Presa da sola, una formica fa quello che può: dimensioni minuscole, intelligenza non eccezionale e così via. Eppure, lo sapete: quando agiscono come un gruppo le formiche possono ottenere risultati sorprendenti. Lo sanno anche ad Harvard, dove i ricercatori hanno sviluppato dei robot capaci di replicare il comportamento cooperativo delle formiche per risolvere autonomamente problemi complessi.
Aiuto! Ci invaderanno!
Prima di farvi prendere dal panico, ragionate. Anche le formiche, a conti fatti, si basano su algoritmi. Algoritmi comportamentali, per essere precisi. Ogni formica, infatti, svolge il suo ruolo senza pensare al compito specifico, ma seguendo una serie di “istinti” che la guidano verso risultati ingegneristici sorprendenti, come la creazione di tunnel sotterranei o la costruzione di ponti. Come fanno le formiche a coordinarsi così perfettamente? Comunicano tra loro attraverso le antenne e lasciano tracce di feromoni per condividere le informazioni e orientarsi.
La ricerca: fase uno
Il team di Harvard ha iniziato il suo studio coinvolgendo le formiche in un primo esperimento su piccola scala. Le hanno collocate in una sorta di recinto circolare circondata da un morbido muro di sabbia. Si, una prigione, avete intuito bene.
Inizialmente, le formiche si muovevano a caso, ma presto alcune di loro hanno iniziato a scavare nei muri in punti sparsi: poi, improvvisamente, la magia. Un cambiamento strategico totale.
Le formiche hanno iniziato a interagire di più in precise aree. In altri termini hanno iniziato a riunirsi in questi precisi luoghi di “scambio informativo”. Questo le ha quindi portate a lavorare insieme in un unico punto preciso e a scavare un tunnel più grande dal quale sono “evase”. Collaborazione, organizzazione del lavoro, obiettivo raggiunto. Ok, la biomimetica ha una cosa nuova da insegnarci.
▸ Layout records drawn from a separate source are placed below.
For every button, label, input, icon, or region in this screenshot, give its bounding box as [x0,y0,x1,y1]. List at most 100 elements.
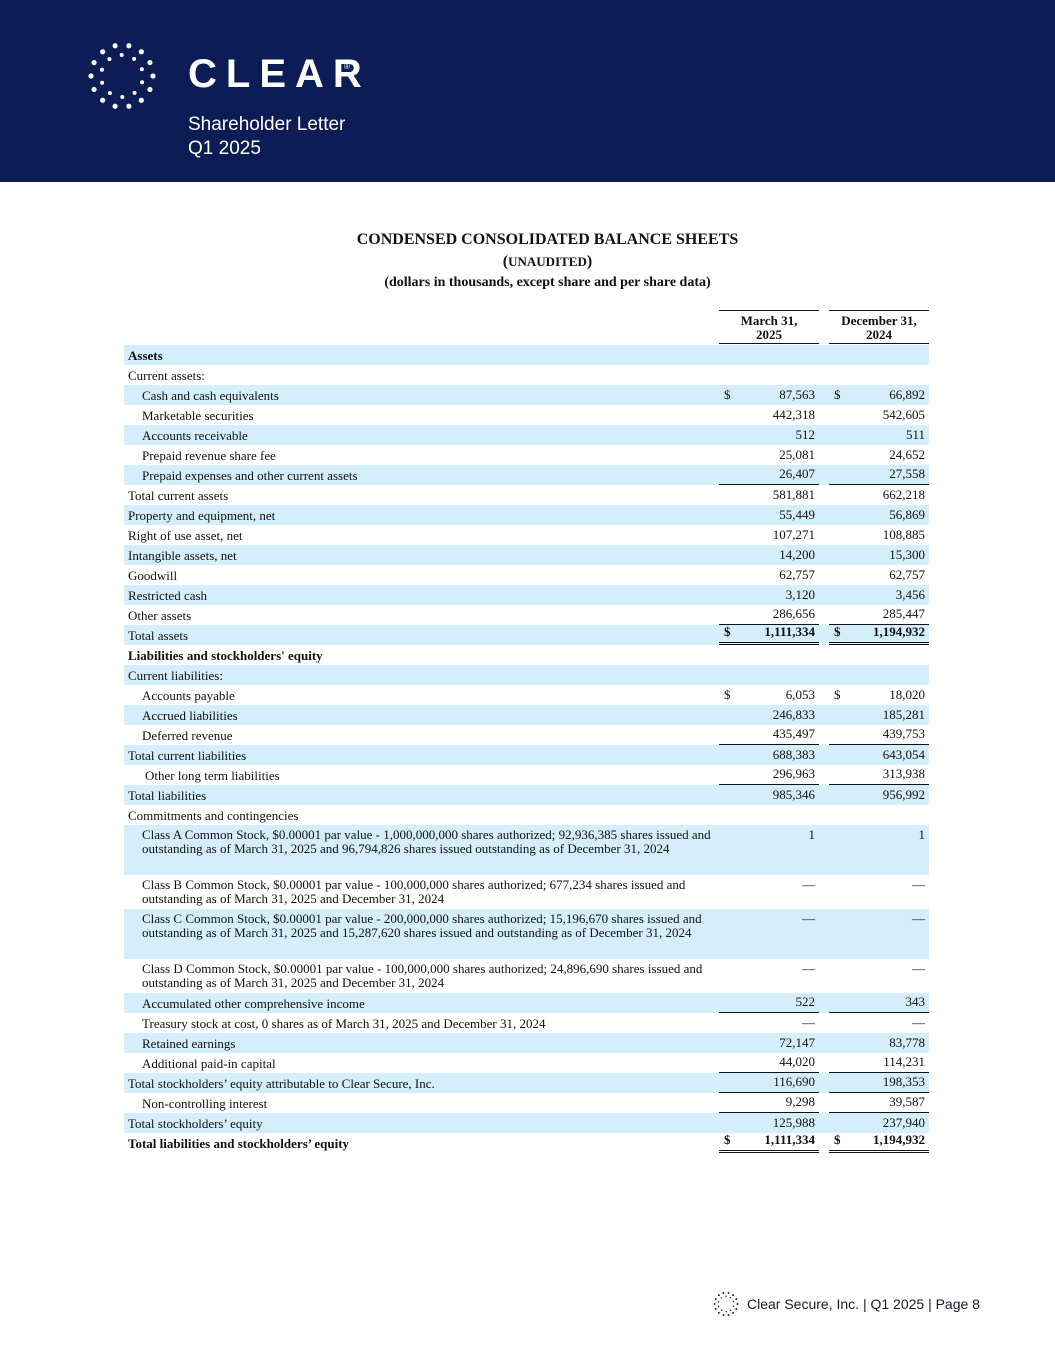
document-units-note: (dollars in thousands, except share and … [384,275,711,290]
cell-value: 512 [795,427,816,442]
logo-dot [735,1307,738,1310]
cell-value: — [802,1015,815,1030]
cell-value: 511 [905,427,925,442]
logo-dot [722,1314,725,1317]
value-december-2024: 439,753 [829,725,929,745]
table-row: Total current assets 581,881 662,218 [124,485,929,505]
row-label: Total current liabilities [128,748,247,763]
value-december-2024: 83,778 [829,1033,929,1053]
row-label: Assets [128,348,163,363]
value-december-2024: 313,938 [829,765,929,785]
page-header: CLEAR ® Shareholder Letter Q1 2025 [0,0,1055,182]
header-subtitle-2: Q1 2025 [188,138,261,159]
table-row: Prepaid revenue share fee 25,081 24,652 [124,445,929,465]
value-december-2024: $1,194,932 [829,1132,929,1153]
currency-symbol: $ [724,387,731,402]
table-row: Intangible assets, net 14,200 15,300 [124,545,929,565]
value-december-2024: 62,757 [829,565,929,585]
value-march-2025: $1,111,334 [719,1132,819,1153]
row-label: Intangible assets, net [128,548,237,563]
cell-value: 83,778 [889,1035,925,1050]
value-march-2025: $1,111,334 [719,624,819,645]
value-march-2025: 14,200 [719,545,819,565]
table-row: Right of use asset, net 107,271 108,885 [124,525,929,545]
logo-dot [717,1311,720,1314]
logo-dot [735,1298,738,1301]
table-row: Accumulated other comprehensive income 52… [124,993,929,1013]
value-december-2024 [829,345,929,365]
value-december-2024: 27,558 [829,465,929,485]
row-label: Non-controlling interest [142,1096,268,1111]
logo-dot [717,1300,720,1303]
table-row: Accounts receivable 512 511 [124,425,929,445]
logo-dot [727,1314,730,1317]
logo-dot [147,59,153,66]
cell-value: — [802,961,815,976]
value-march-2025: 246,833 [719,705,819,725]
currency-symbol: $ [724,624,731,639]
row-label: Class B Common Stock, $0.00001 par value… [142,877,686,906]
row-label: Other long term liabilities [145,768,280,783]
logo-dot [717,1305,720,1308]
value-march-2025: 522 [719,993,819,1013]
logo-dot [112,43,118,49]
row-label: Total liabilities [128,788,207,803]
value-march-2025: $6,053 [719,685,819,705]
row-label: Prepaid expenses and other current asset… [142,468,358,483]
logo-dot [729,1309,732,1311]
value-march-2025: 25,081 [719,445,819,465]
logo-dot [736,1303,739,1305]
value-march-2025: 442,318 [719,405,819,425]
value-march-2025: 107,271 [719,525,819,545]
row-label: Goodwill [128,568,178,583]
currency-symbol: $ [834,1132,841,1147]
row-label: Commitments and contingencies [128,808,299,823]
value-march-2025: 125,988 [719,1113,819,1133]
value-december-2024 [829,665,929,685]
value-december-2024: 185,281 [829,705,929,725]
cell-value: 1,194,932 [873,624,925,639]
row-label: Accounts payable [142,688,235,703]
logo-dot [139,67,144,72]
cell-value: 116,690 [773,1074,815,1089]
value-december-2024: 56,869 [829,505,929,525]
table-row: Non-controlling interest 9,298 39,587 [124,1093,929,1113]
currency-symbol: $ [724,1132,731,1147]
value-december-2024: 1 [829,825,929,845]
cell-value: 24,652 [889,447,925,462]
logo-dot [720,1309,723,1312]
row-label: Total liabilities and stockholders’ equi… [128,1136,350,1151]
value-december-2024: — [829,959,929,979]
logo-dot [100,80,105,85]
value-march-2025: 26,407 [719,465,819,485]
table-row: Accrued liabilities 246,833 185,281 [124,705,929,725]
row-label: Additional paid-in capital [142,1056,276,1071]
logo-dot [126,43,132,49]
cell-value: 237,940 [882,1115,925,1130]
value-march-2025: 55,449 [719,505,819,525]
footer-text: Clear Secure, Inc. | Q1 2025 | Page 8 [747,1296,980,1312]
cell-value: 6,053 [785,687,815,702]
value-december-2024: 956,992 [829,785,929,805]
value-december-2024 [829,365,929,385]
cell-value: 313,938 [882,766,925,781]
row-label: Total stockholders’ equity [128,1116,263,1131]
row-label: Property and equipment, net [128,508,276,523]
cell-value: 1,111,334 [764,624,815,639]
cell-value: 15,300 [889,547,925,562]
cell-value: 18,020 [889,687,925,702]
value-march-2025: 286,656 [719,605,819,625]
table-row: Additional paid-in capital 44,020 114,231 [124,1053,929,1073]
column-header-row: March 31, 2025 December 31, 2024 [124,310,929,345]
currency-symbol: $ [834,387,841,402]
table-body: Assets Current assets: Cash and cash equiv… [124,345,929,1153]
logo-dot [91,86,97,93]
logo-dot [138,49,144,55]
logo-dot [100,97,106,103]
logo-dot [732,1311,735,1314]
table-row: Liabilities and stockholders' equity [124,645,929,665]
logo-dot [119,53,124,58]
value-december-2024: $66,892 [829,385,929,405]
table-row: Total stockholders’ equity 125,988 237,940 [124,1113,929,1133]
column-header-line: 2025 [756,327,782,342]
Fase due: nascono le RAnts, formiche robot
Dall’osservazione del primo esperimento, i ricercatori hanno iniziato a ricavare elementi per la realizzazione dei modelli matematici che descrivano il comportamento delle formiche. E dai modelli sono passati a costruire le RAnts, “formiche” robotiche con il comportamento di quelle vere.
Per comunicare tra loro, le RAnts non emettevano feromoni chimici ma lasciavano campi luminosi, o “fotoromoni”, che diventavano più luminosi man mano che passavano i robot.
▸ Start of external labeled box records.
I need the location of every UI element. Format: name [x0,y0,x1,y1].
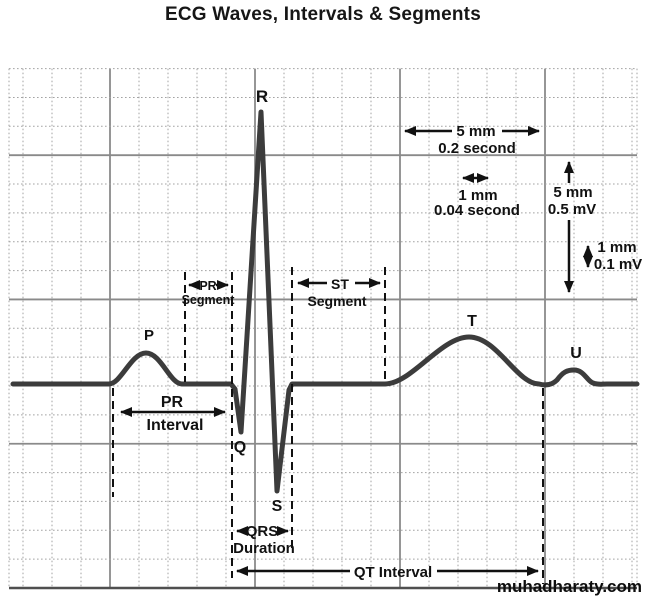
voltage-minor-value-label: 0.1 mV [594,256,642,273]
time-minor-mm-label: 1 mm [458,187,497,204]
ecg-grid [8,68,638,590]
wave-label-s: S [272,498,283,515]
wave-label-u: U [570,345,582,362]
pr-segment-label-abbr: PR [199,279,216,293]
time-major-value-label: 0.2 second [438,140,516,157]
wave-label-r: R [256,87,268,106]
time-minor-value-label: 0.04 second [434,202,520,219]
wave-label-p: P [144,327,154,344]
boundary-dashed-lines [112,267,544,584]
qt-interval-label: QT Interval [354,564,432,581]
pr-interval-label-word: Interval [147,417,204,434]
st-segment-label-word: Segment [307,293,366,309]
page-title: ECG Waves, Intervals & Segments [165,4,481,25]
ecg-trace [10,109,640,494]
voltage-minor-mm-label: 1 mm [597,239,636,256]
measurement-arrows [120,126,593,576]
st-segment-label-abbr: ST [331,276,349,292]
wave-label-t: T [467,313,477,330]
wave-labels: P R Q S T U [144,87,582,515]
watermark: muhadharaty.com [496,577,642,596]
pr-segment-label-word: Segment [182,293,236,307]
qrs-duration-label-word: Duration [233,540,295,557]
voltage-major-value-label: 0.5 mV [548,201,596,218]
time-major-mm-label: 5 mm [456,123,495,140]
qrs-duration-label-abbr: QRS [246,523,279,540]
pr-interval-label-abbr: PR [161,394,184,411]
interval-segment-labels: PR Segment ST Segment PR Interval QRS Du… [147,276,433,581]
calibration-labels: 5 mm 0.2 second 1 mm 0.04 second 5 mm 0.… [434,123,642,273]
voltage-major-mm-label: 5 mm [553,184,592,201]
wave-label-q: Q [234,439,246,456]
Le RAnts sono state programmati per seguire tre semplici regole: Prima, seguire il gradiente del campo fotoromonico. Seconda, evitare altri robot dove la densità del campo era alta. Terza, raccogliere gli ostacoli dove la densità era alta e spostarli in aree a bassa densità.
Risultato? Le regole implementate nei RAnts hanno permesso loro di cooperare in modo molto simile alle formiche. Quando sono state messi anche loro “in prigione”, i robot hanno capito subito che il modo migliore per fuggire era lavorare insieme per concentrarsi su un unico punto di fuga.
Guardate voi stessi.
Formiche robot, a cosa possono portare?
Immaginate di avere un esercito di robot semplici ma gran lavoratori, in grado di compiere compiti complessi lavorando in perfetta sincronia: proprio come uno sciame di formiche. Ecco cosa potrebbe diventare possibile grazie a questa nuova tecnica.
Il team di Harvard autore della ricerca sostiene che questo metodo potrebbe essere utilizzato su scala più ampia, coinvolgendo centinaia di robot per svariati scopi. Un sistema del genere, peraltro, permetterebbe di completare un lavoro anche in caso di malfunzionamenti di alcuni robot.
“Abbiamo mostrato come un lavoro cooperativo possa partire da regole comportamentali semplici. Un metodo come questo può essere applicato per risolvere problemi anche molto complessi come la costruzione, la ricerca, il salvataggio e la difesa”, dice S Ganga Prasath, co-autore dello studio.
La ricerca è stata pubblicata sulla rivista eLife, ve la linko qui. E occhio a non lasciare briciole in giro.